Study aims for this proposal are (1) determine the stability of risk and protective factors and the ability of factors to offset risks in reducing the perpetration of youth violence at three time points measured during the adolescent period, (2) examine the cumulative buffering effect given the addition of each protective factor, and (3) for those youth already engaging in violence and aggression, determine which factors increase the likelihood of desistence at ages 14 and 16. Proposed protective factors include supportive adult, mandated substitute care, social skills, academic commitment, neighborhood social bonding and informal social control, parental monitoring, and parent-child relationship quality. Risk factors include child maltreatment, exposure to violence, early aggression and delinquency. The utilization of the LONGSCAN data to examine risk and protective factors of maltreated youth affords and unique and powerful opportunity to explore these factors within and across levels of the socio-ecological model at multiple time points during adolescence.
Violence is a serious public health problem facing every sector of American society, disproportionately affecting children, adolescents and young adults.
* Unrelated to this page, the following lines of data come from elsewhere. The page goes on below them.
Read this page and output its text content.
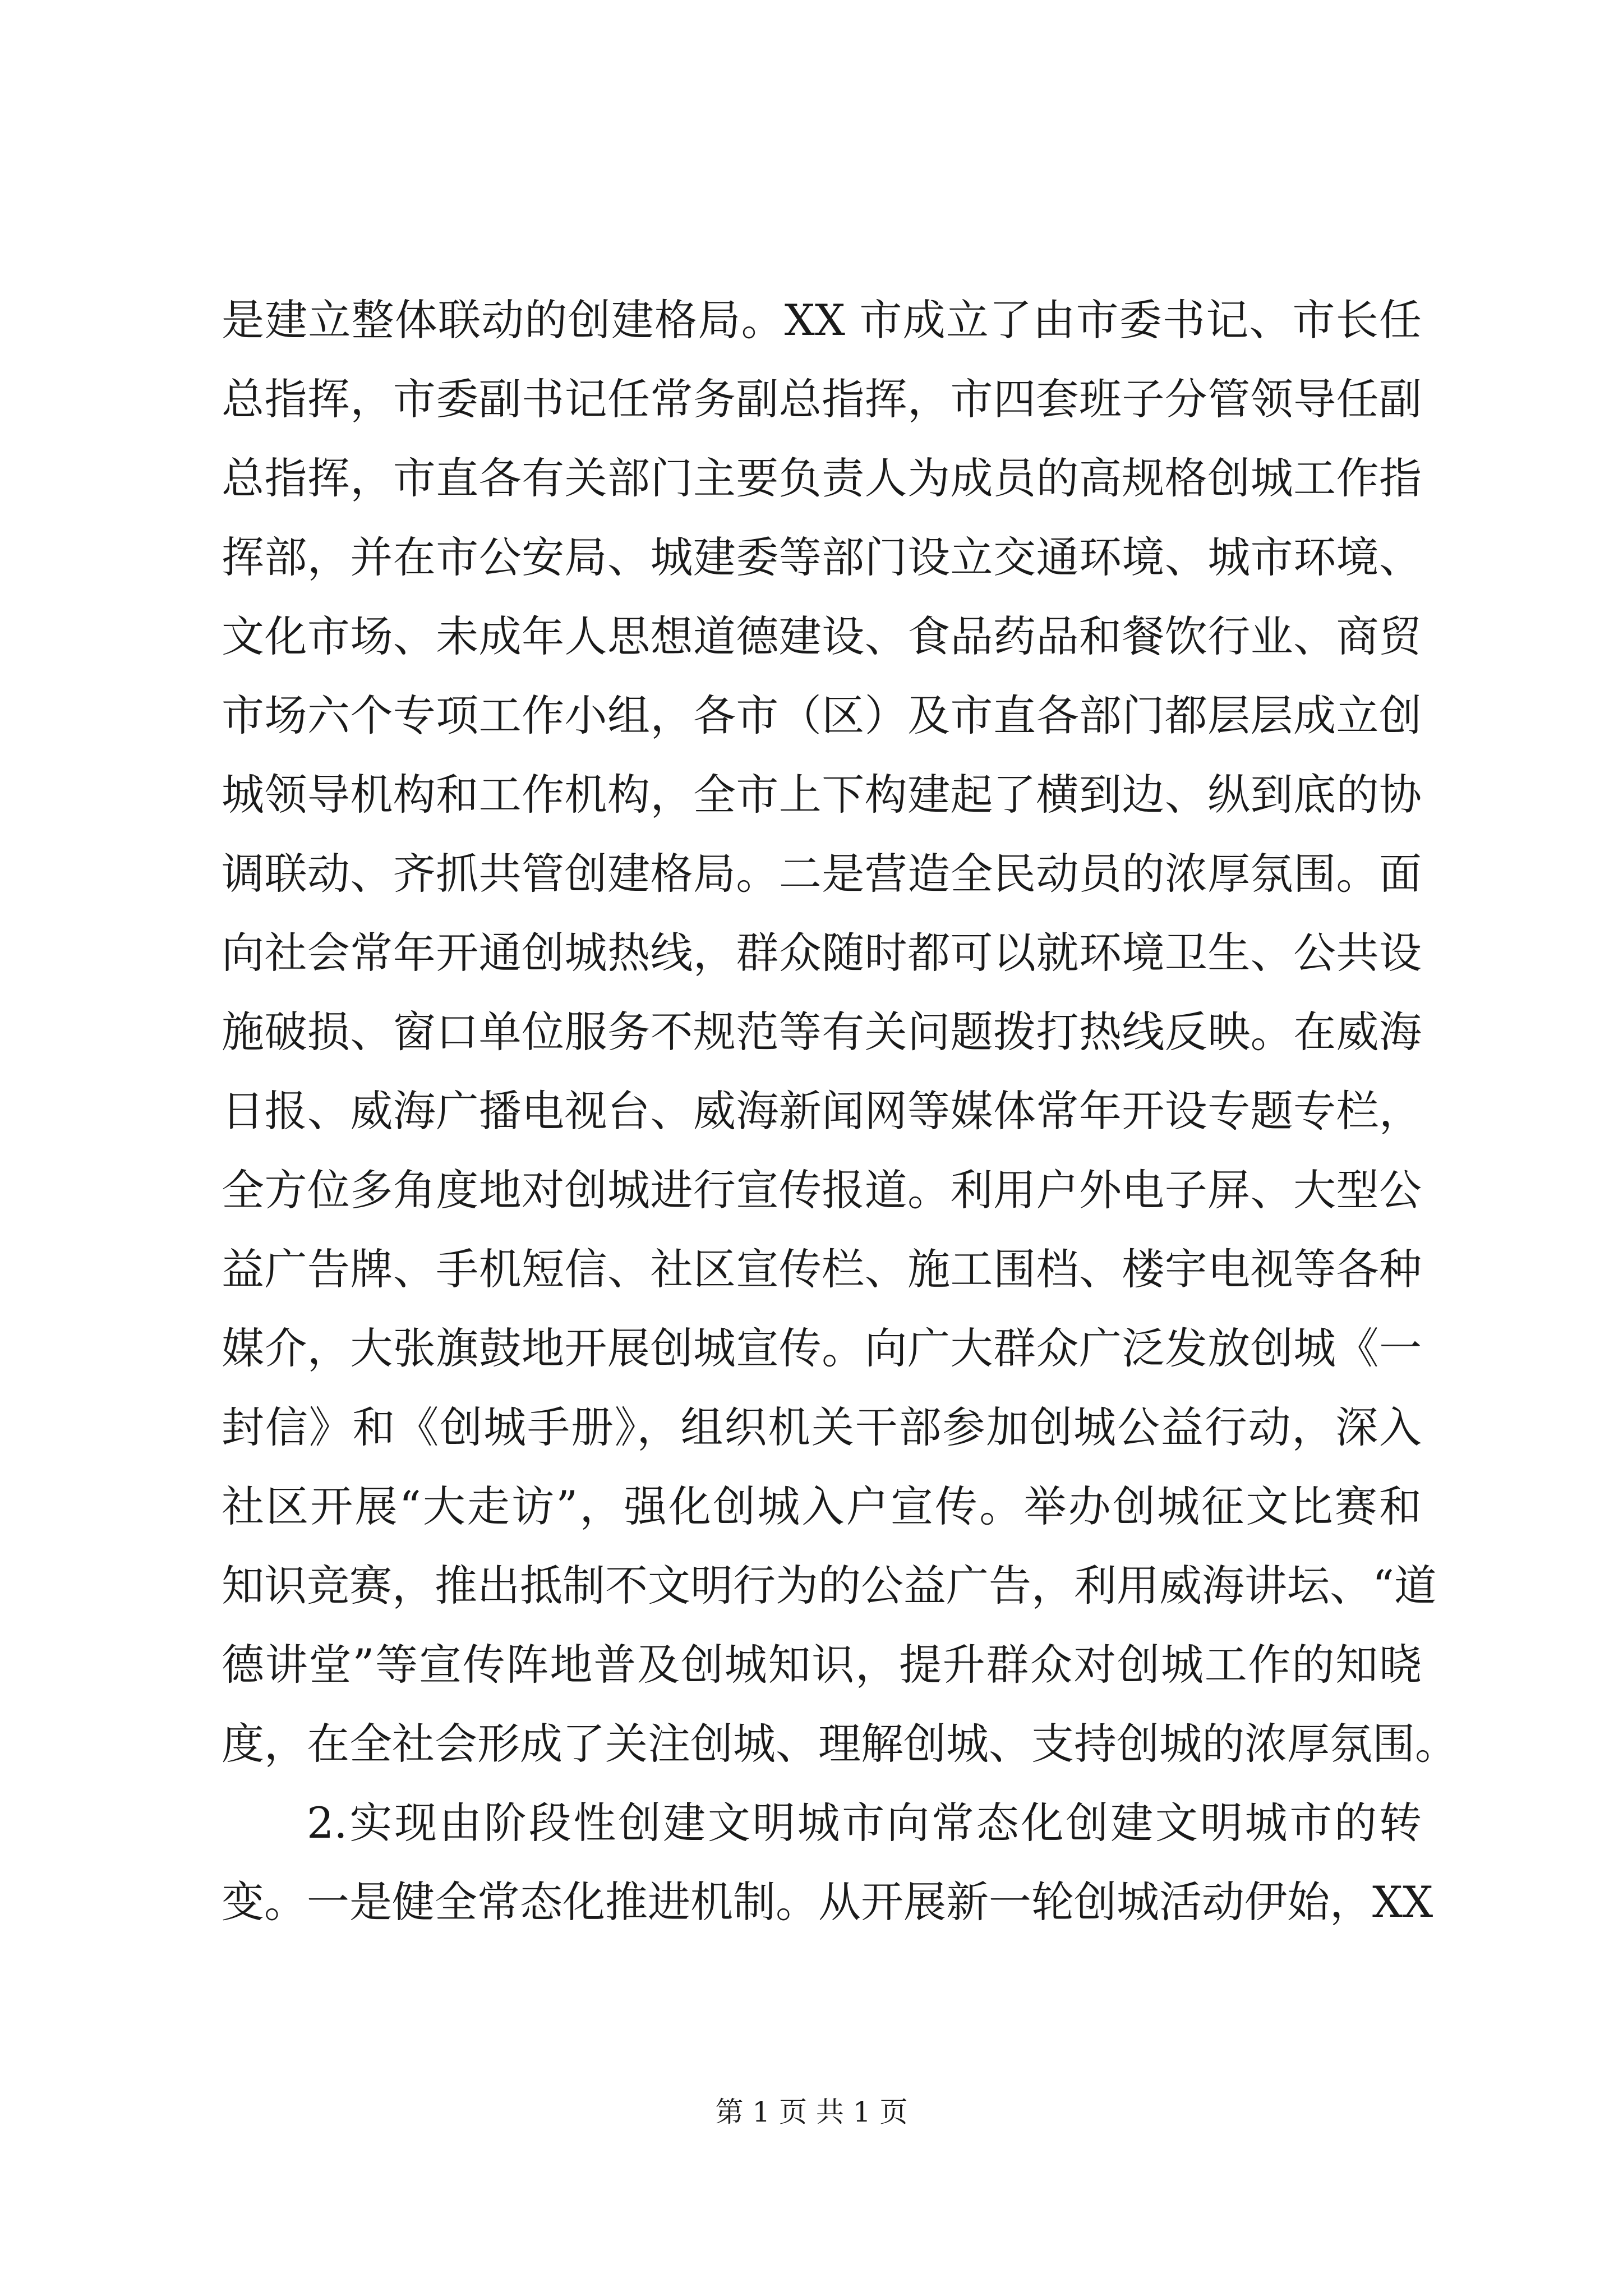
是建立整体联动的创建格局。XX 市成立了由市委书记、市长任
总指挥，市委副书记任常务副总指挥，市四套班子分管领导任副
总指挥，市直各有关部门主要负责人为成员的高规格创城工作指
挥部，并在市公安局、城建委等部门设立交通环境、城市环境、
文化市场、未成年人思想道德建设、食品药品和餐饮行业、商贸
市场六个专项工作小组，各市（区）及市直各部门都层层成立创
城领导机构和工作机构，全市上下构建起了横到边、纵到底的协
调联动、齐抓共管创建格局。二是营造全民动员的浓厚氛围。面
向社会常年开通创城热线，群众随时都可以就环境卫生、公共设
施破损、窗口单位服务不规范等有关问题拨打热线反映。在威海
日报、威海广播电视台、威海新闻网等媒体常年开设专题专栏，
全方位多角度地对创城进行宣传报道。利用户外电子屏、大型公
益广告牌、手机短信、社区宣传栏、施工围档、楼宇电视等各种
媒介，大张旗鼓地开展创城宣传。向广大群众广泛发放创城《一
封信》和《创城手册》，组织机关干部参加创城公益行动，深入
社区开展“大走访”，强化创城入户宣传。举办创城征文比赛和
知识竞赛，推出抵制不文明行为的公益广告，利用威海讲坛、“道
德讲堂”等宣传阵地普及创城知识，提升群众对创城工作的知晓
度，在全社会形成了关注创城、理解创城、支持创城的浓厚氛围。
2.实现由阶段性创建文明城市向常态化创建文明城市的转
变。一是健全常态化推进机制。从开展新一轮创城活动伊始，XX
第 1 页 共 1 页
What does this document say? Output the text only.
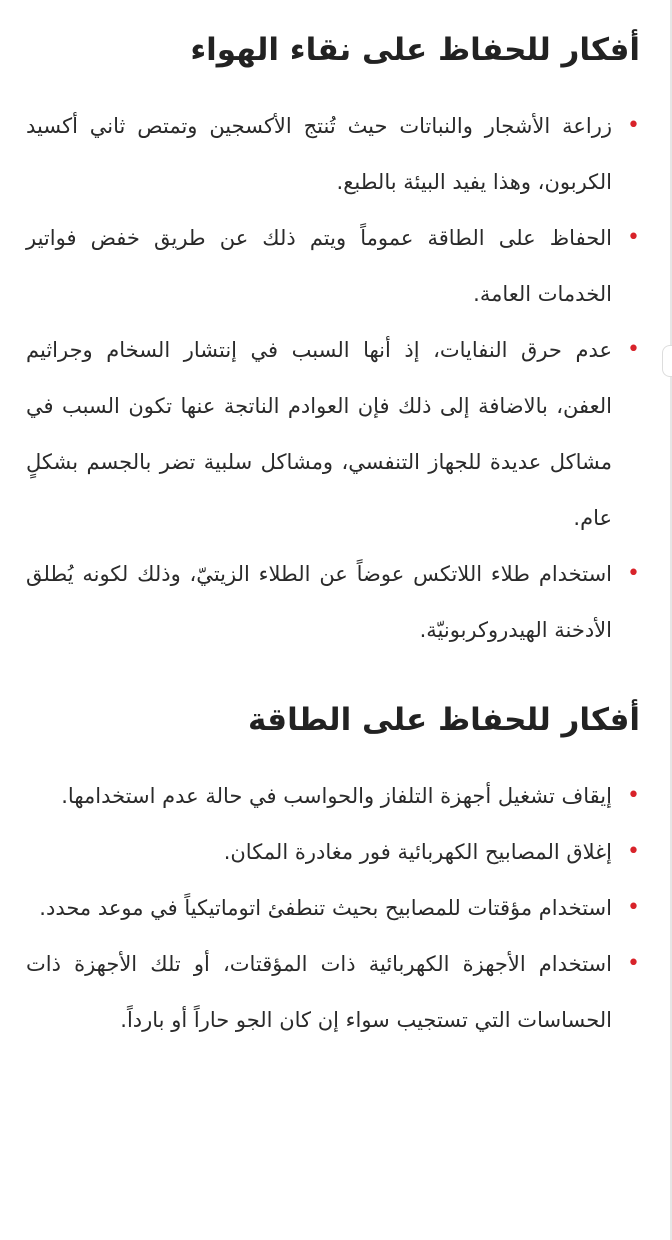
أفكار للحفاظ على نقاء الهواء
•
زراعة الأشجار والنباتات حيث تُنتج الأكسجين وتمتص ثاني أكسيد الكربون، وهذا يفيد البيئة بالطبع.
•
الحفاظ على الطاقة عموماً ويتم ذلك عن طريق خفض فواتير الخدمات العامة.
•
عدم حرق النفايات، إذ أنها السبب في إنتشار السخام وجراثيم العفن، بالاضافة إلى ذلك فإن العوادم الناتجة عنها تكون السبب في مشاكل عديدة للجهاز التنفسي، ومشاكل سلبية تضر بالجسم بشكلٍ عام.
•
استخدام طلاء اللاتكس عوضاً عن الطلاء الزيتيّ، وذلك لكونه يُطلق الأدخنة الهيدروكربونيّة.
أفكار للحفاظ على الطاقة
•
إيقاف تشغيل أجهزة التلفاز والحواسب في حالة عدم استخدامها.
•
إغلاق المصابيح الكهربائية فور مغادرة المكان.
•
استخدام مؤقتات للمصابيح بحيث تنطفئ اتوماتيكياً في موعد محدد.
•
استخدام الأجهزة الكهربائية ذات المؤقتات، أو تلك الأجهزة ذات الحساسات التي تستجيب سواء إن كان الجو حاراً أو بارداً.
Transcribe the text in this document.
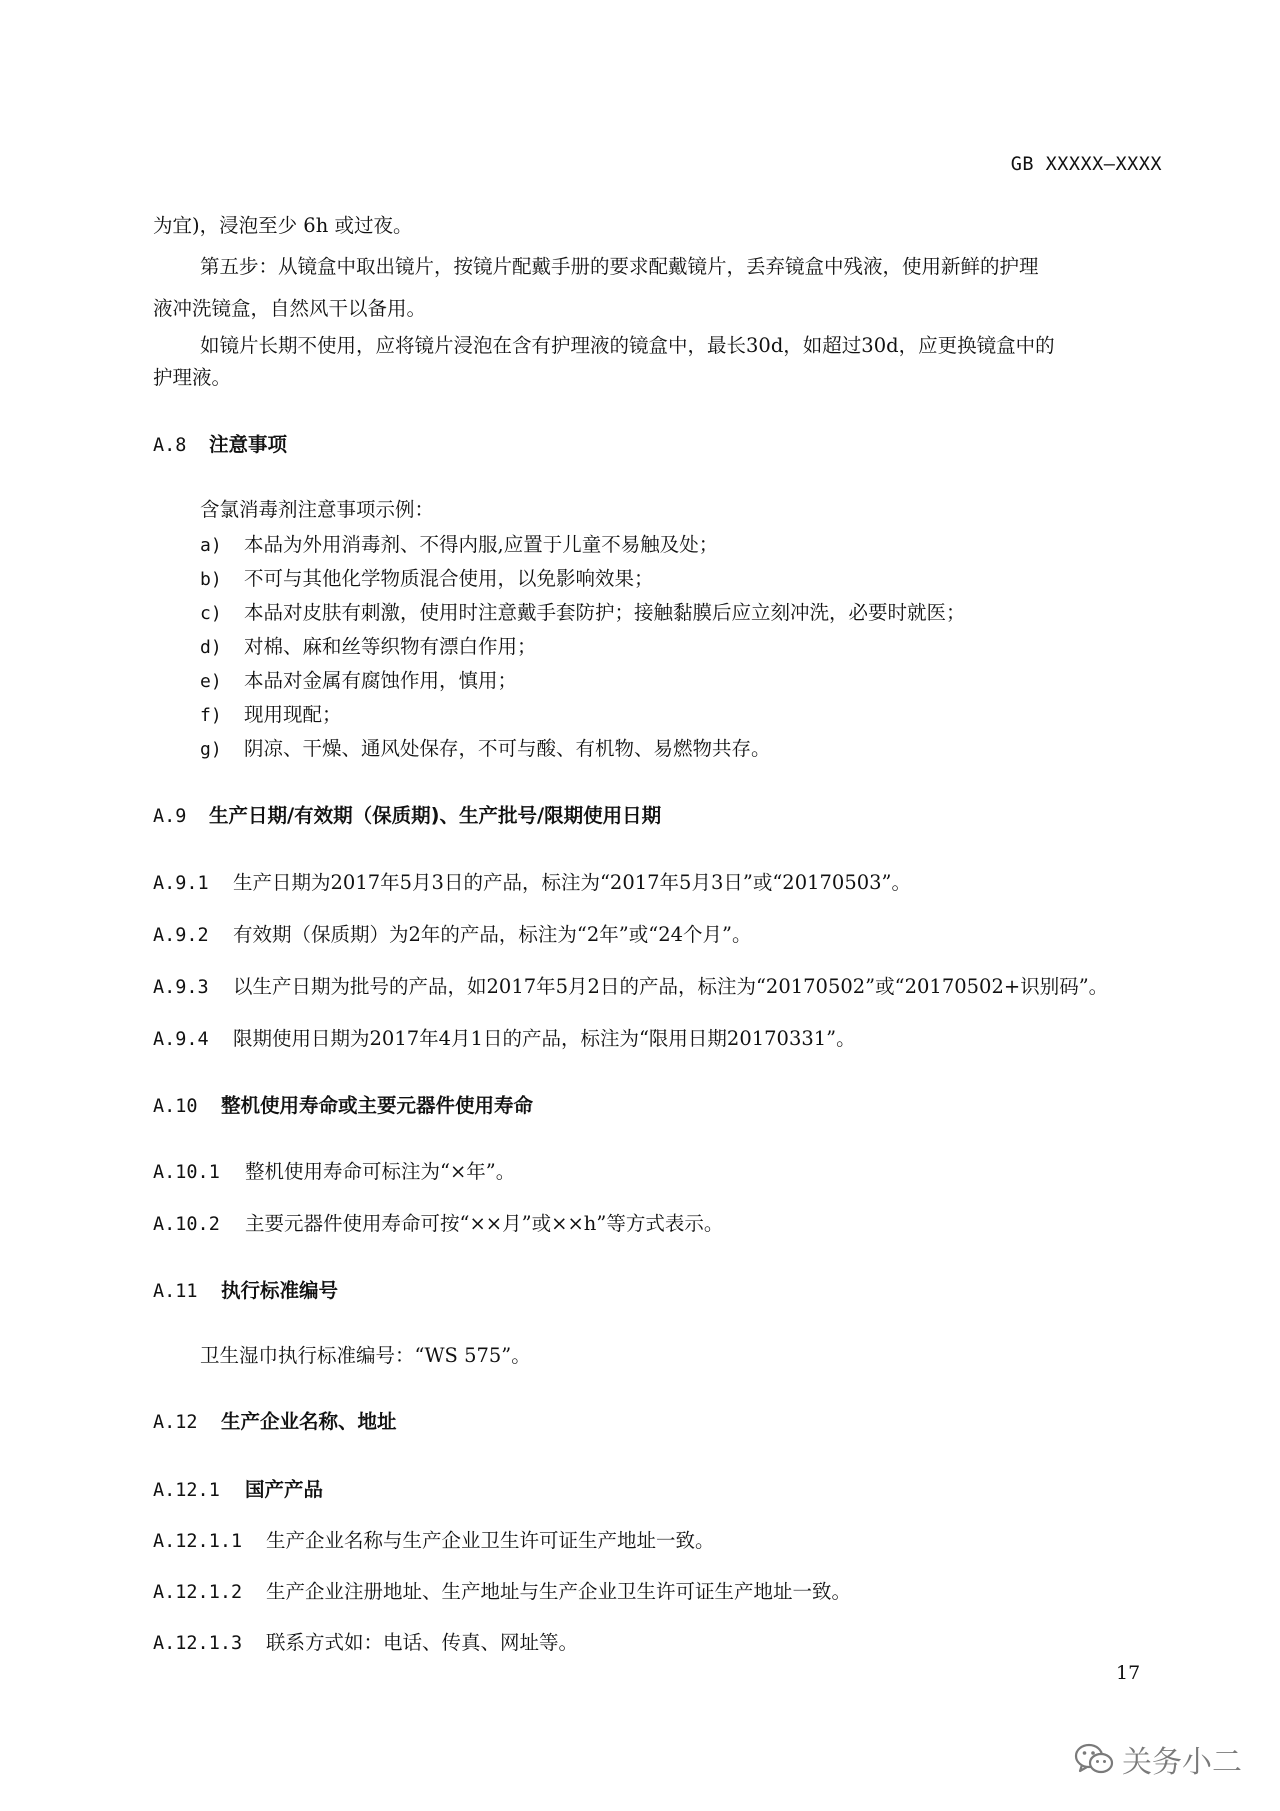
GB XXXXX—XXXX
为宜)，浸泡至少 6h 或过夜。
第五步：从镜盒中取出镜片，按镜片配戴手册的要求配戴镜片，丢弃镜盒中残液，使用新鲜的护理
液冲洗镜盒，自然风干以备用。
如镜片长期不使用，应将镜片浸泡在含有护理液的镜盒中，最长30d，如超过30d，应更换镜盒中的
护理液。
A.8 注意事项
含氯消毒剂注意事项示例：
a) 本品为外用消毒剂、不得内服,应置于儿童不易触及处；
b) 不可与其他化学物质混合使用，以免影响效果；
c) 本品对皮肤有刺激，使用时注意戴手套防护；接触黏膜后应立刻冲洗，必要时就医；
d) 对棉、麻和丝等织物有漂白作用；
e) 本品对金属有腐蚀作用，慎用；
f) 现用现配；
g) 阴凉、干燥、通风处保存，不可与酸、有机物、易燃物共存。
A.9 生产日期/有效期（保质期)、生产批号/限期使用日期
A.9.1 生产日期为2017年5月3日的产品，标注为“2017年5月3日”或“20170503”。
A.9.2 有效期（保质期）为2年的产品，标注为“2年”或“24个月”。
A.9.3 以生产日期为批号的产品，如2017年5月2日的产品，标注为“20170502”或“20170502+识别码”。
A.9.4 限期使用日期为2017年4月1日的产品，标注为“限用日期20170331”。
A.10 整机使用寿命或主要元器件使用寿命
A.10.1 整机使用寿命可标注为“×年”。
A.10.2 主要元器件使用寿命可按“××月”或××h”等方式表示。
A.11 执行标准编号
卫生湿巾执行标准编号：“WS 575”。
A.12 生产企业名称、地址
A.12.1 国产产品
A.12.1.1 生产企业名称与生产企业卫生许可证生产地址一致。
A.12.1.2 生产企业注册地址、生产地址与生产企业卫生许可证生产地址一致。
A.12.1.3 联系方式如：电话、传真、网址等。
17
关务小二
We propose to analyze data already collected from the Longitudinal Studies of Child Abuse and Neglect (LONGSCAN) to identify factors that compensate and/or modify the effects of risk on adolescent perpetration of violence and aggression in a high risk sample of youth. This dataset is ideal for examining the pathways to delinquency that may be linked to a history of child maltreatment and witnessed violence and for examining protective factors that offset those pathways.